Nadia terdiam. Kata-kata Reza membuat hatinya teraduk-aduk. Sebagian dari dirinya ingin menerima penjelasan itu, ingin meyakini bahwa semuanya akan berbeda kali ini. Tapi ada ketakutan yang terus menghalanginya untuk percaya.
Sesampainya di depan apartemennya, Reza memberhentikan mobil di depan gedung tempat Nadia tinggal. Ia menoleh ke Nadia dengan penuh harapan, menunggu apakah Nadia akan keluar atau tidak.
“Aku sampai,” kata Nadia, sedikit mengalihkan pandangan.
Reza tersenyum, tetapi ada kesedihan yang terlihat di matanya. “Aku ingin memastikan kau masuk dengan aman. Aku tidak bisa pergi begitu saja, Nadia. Tolong biarkan aku memastikan itu.”
Nadia menunduk, merasa bingung dan terjebak. “Reza, aku sudah bilang aku butuh waktu,” jawabnya pelan.
Namun, Reza tetap bersikukuh. “Aku tahu. Aku tidak akan terburu-buru, Nadia. Aku hanya ingin kamu tahu, aku akan selalu ada untukmu. Sekali lagi, aku akan menunggu.”
Akhirnya, Nadia membuka pintu mobil dan keluar dengan langkah yang perlahan. “Terima kasih sudah mengantar,” katanya tanpa menoleh, meski hatinya terombang-ambing.
Reza tetap di dalam mobil, menatapnya dengan tatapan yang penuh harapan dan kesedihan. Saat Nadia berbalik menuju pintu gedung apartemennya, ia berhenti sejenak dan menoleh.

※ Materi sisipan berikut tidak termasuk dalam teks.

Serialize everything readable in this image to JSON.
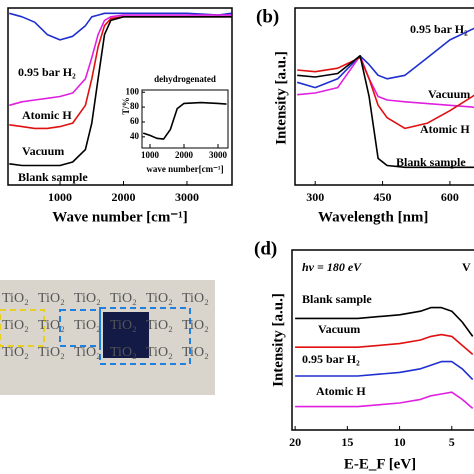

“Aku... aku akan berpikir tentang semuanya, Reza. Tapi jangan harap aku bisa melupakan semuanya dengan mudah,” katanya, suara penuh ketegasan namun juga masih ada keraguan.
Reza hanya mengangguk, menatapnya untuk terakhir kali sebelum Nadia akhirnya masuk ke dalam gedung apartemennya. Malam itu, meski mereka kembali berpisah, Reza merasa bahwa ini adalah langkah awal dari perjalanan panjang yang harus ia lalui untuk mendapatkan kembali kepercayaan Nadia.